When you start thinking about mass movements, all those upturned,

glowing faces of true believers--be they the followers of Jim Jones or

Adolf Hitler--you don't always get a warm feeling about mankind.

Instead, knowing where some of these "social collectives" end up, the

sensation is a cold chill. Haidt acknowledges that in "calling the

group to greatness," elevation can be used for murderous ends. He says:

"Anything that takes us out of ourselves and makes us feel we are

listening to something larger is part of morality. It's about pressing

the buttons that turn off 'I' and turn on 'we.' "

Even at its most benign, elevation can seem ridiculous to outsiders.

Think of how Obama's opponents love to mock his effect on people.

During the campaign, if your chest was contracting while all about you

chests were dilating, you may be a Republican.
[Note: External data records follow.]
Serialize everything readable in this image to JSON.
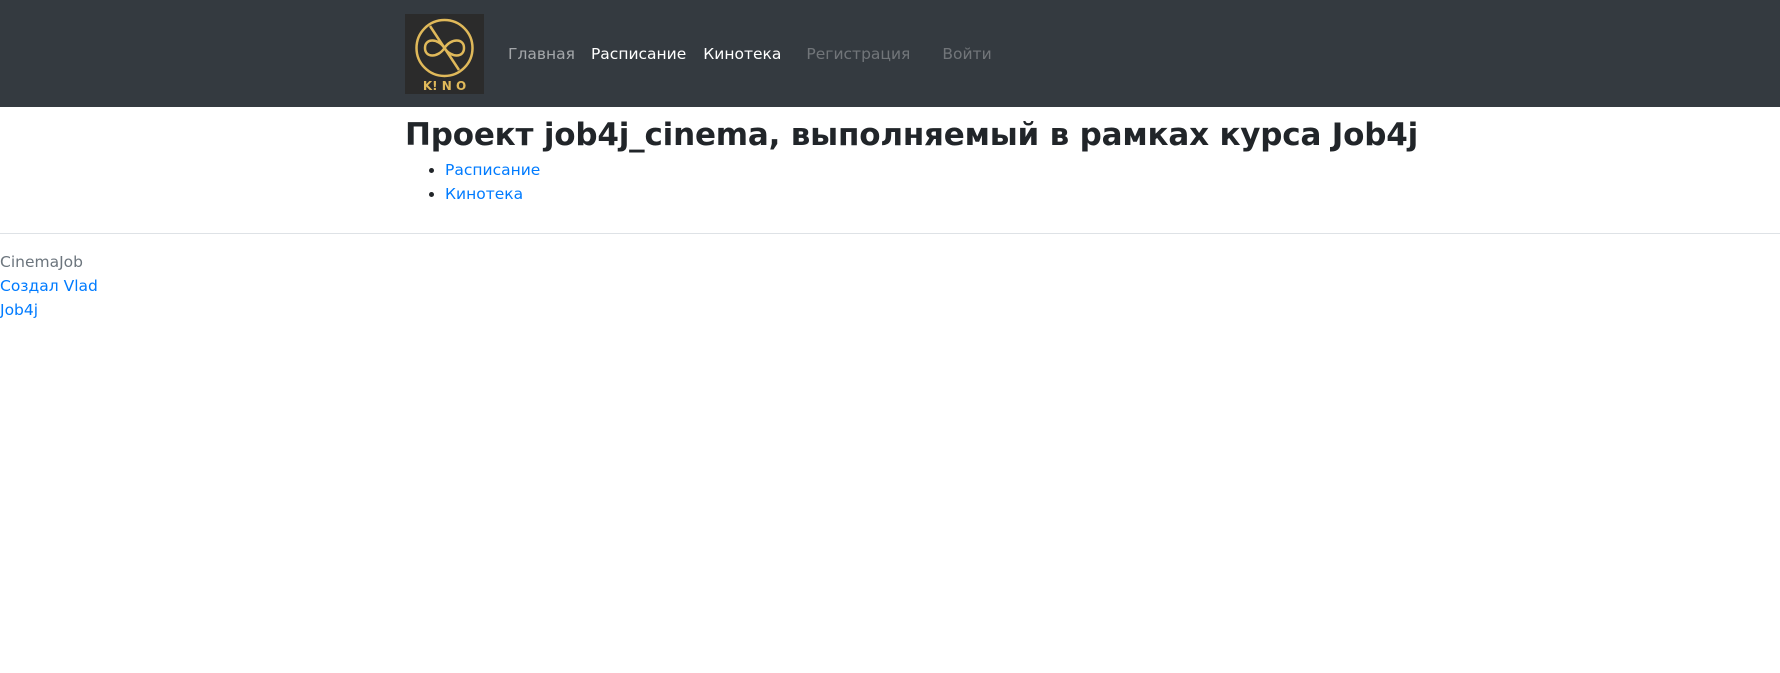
{
  "navbar": {
    "logo": {
      "icon": "kino-infinity-logo-icon",
      "text": "K! N O",
      "color": "#e0b95a"
    },
    "links": {
      "home": "Главная",
      "schedule": "Расписание",
      "films": "Кинотека",
      "register": "Регистрация",
      "login": "Войти"
    }
  },
  "main": {
    "title": "Проект job4j_cinema, выполняемый в рамках курса Job4j",
    "links": [
      "Расписание",
      "Кинотека"
    ]
  },
  "footer": {
    "brand": "CinemaJob",
    "author_link": "Создал Vlad",
    "course_link": "Job4j"
  },
  "colors": {
    "navbar_bg": "#343a40",
    "link": "#007bff",
    "muted": "#6c757d"
  }
}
If you were unmoved by

Obama, watching your fellow citizen get all tingly, even fall into a

faint (too much vagus stimulation, and you're going down), was

maddening. "Other people's reverence seems unctuous and sanctimonious,"

says Keltner.

Obama himself seemed aware of the dangers that too much elevation might

pop his candidacy like a helium balloon hitting a power line.

Conservative columnist Charles Krauthammer described Obama's canny

strategy to make his rhetoric more pedestrian for the final months of

the campaign.

While there is very little lab work on the elevating emotions, there is

quite a bit on its counterpart, disgust. University of Pennsylvania

psychologist Paul Rozin has been a leading theorist in the uses of

disgust. He says it started as a survival strategy: Early humans needed

to figure out when food was spoiled by contact with bacteria or

parasites. From there disgust expanded to the social realm--people

became repelled by the idea of contact with the defiled or by behaviors

that seemed to belong to lower people. "Disgust is probably the most

powerful emotion that separates your group from other groups," says

Keltner.

Haidt says disgust is the bottom floor of a vertical continuum of

emotion; hit the up button, and you arrive at elevation. This could be

why so many Obama supporters complained of being sickened and nauseated

by the Republican campaign. Seeing a McCain ad or Palin video clip

actually felt like being plunged from their Obama-lofted heights.

Disgust carries with it the notion of contamination, which helps to

explain the Republicans' obsession with Bill Ayers, Tony Rezko, and

Jeremiah Wright and their frustration that more voters didn't have a

visceral reaction that Obama had unforgivably sullied himself by

association with these men. But this time, elevation won. And expect

that on Inauguration Day, even if the weather's frigid, millions will

be warmed by that liquid feeling in their chests.